If you are not Jewish and even if you are, then this style of wedding is going to be different to what you are use to. Here are some helpful hints as what to look out for. You will also benefit by taking a peek at the Jewish Weddings segment of this site. If you are jewish and the religious ceremony incorporates another religious tradition, it is worth taking some time to learn about their wedding customs and traditions, so that you will be able to follow and understand what is taking place. Its all part of being a good guest, but when in doubt just do what the others do, as long as it doesn’t disturb your own religious sensibilities.
Don’t be surprised if the wedding invitation is either in whole, or in part written in Hebrew, or even Yiddish, or both.

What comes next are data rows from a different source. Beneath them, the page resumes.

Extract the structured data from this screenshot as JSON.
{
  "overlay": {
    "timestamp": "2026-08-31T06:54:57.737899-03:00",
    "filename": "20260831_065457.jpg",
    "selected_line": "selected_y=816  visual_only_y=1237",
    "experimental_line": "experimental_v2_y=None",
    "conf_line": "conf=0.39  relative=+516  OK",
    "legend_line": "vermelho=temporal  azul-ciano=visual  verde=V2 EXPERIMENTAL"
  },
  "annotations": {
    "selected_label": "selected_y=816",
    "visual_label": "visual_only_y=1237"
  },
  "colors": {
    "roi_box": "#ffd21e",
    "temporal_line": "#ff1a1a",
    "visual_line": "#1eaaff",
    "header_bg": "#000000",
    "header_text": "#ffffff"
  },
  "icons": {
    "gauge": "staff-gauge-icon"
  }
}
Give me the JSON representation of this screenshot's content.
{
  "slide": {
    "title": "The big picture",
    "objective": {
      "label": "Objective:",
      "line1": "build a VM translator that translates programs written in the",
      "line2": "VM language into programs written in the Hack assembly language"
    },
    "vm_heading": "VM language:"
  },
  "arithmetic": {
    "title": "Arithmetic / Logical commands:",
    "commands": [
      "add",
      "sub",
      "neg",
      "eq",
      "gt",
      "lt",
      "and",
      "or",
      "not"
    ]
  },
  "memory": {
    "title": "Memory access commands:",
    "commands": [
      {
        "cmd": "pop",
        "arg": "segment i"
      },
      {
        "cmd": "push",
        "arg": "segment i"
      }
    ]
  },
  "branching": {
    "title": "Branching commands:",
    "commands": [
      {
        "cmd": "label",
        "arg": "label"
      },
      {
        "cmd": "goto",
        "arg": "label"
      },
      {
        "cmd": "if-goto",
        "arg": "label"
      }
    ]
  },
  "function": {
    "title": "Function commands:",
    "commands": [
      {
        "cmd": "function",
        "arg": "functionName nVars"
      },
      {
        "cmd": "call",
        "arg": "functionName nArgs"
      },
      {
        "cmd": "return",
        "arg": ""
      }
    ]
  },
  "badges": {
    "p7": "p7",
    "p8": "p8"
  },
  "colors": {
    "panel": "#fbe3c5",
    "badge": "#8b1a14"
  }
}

There will usually be a translation into English. You won’t be expected to speak Hebrew at the ceremony and during the celebrations, not even in Israel, where people who don’t speak English will probably speak Russian, French, Spanish, or Arabic.
What to wear
It is customary for men where dark formal suits, or the invitation especially in the UK may specify black tie. Women will also dress just as formally and elegantly. If the religious ceremony is taking place with an Orthodox rabbi, there will be an expectation that everyone will dress “modestly.”
A Tisch (for) you
In some Ashkenazi communities there is a custom of the groom meeting with the Rabb and some, or all of the male guests.This is called a Tisch which is the yiddish for a table.It can be a serious opportunity to study a rabbinic text.It can also be an opportunity to have a drink, share a few jokes and support the groom before the ceremony begins.In another room, the bride, can similarly be entertained by her female friends and members of her family.
The origins of this custom was to help the newly weds furnish a home together, when they left their parental homes. Nowadays, couples may already have been living together for some time, or from their lives as single people. This is not so say that presents are not appreciated, as some things may need replacing, or others may be required in anticipation of starting a family. Some couples will have a list with a large store and guests can choose from it, what to get the couple. This avoids duplication.
Know when to say “Mazel-Tov” and when to say “Amen.”
At the end of the religious ceremony, when a glass is broken, all the guests shout out Mazel-Tov, which means good luck. This expression is also said to the couple and their family, in the sense of congratulations. It is a custom at traditional ceremonies to say Grace after the meal, known in Hebrew as Birkat Hamazon. It last 5-10 minutes and is said and sung in Hebrew. Guests may join in, or just say Amen after some of the blessings have been said.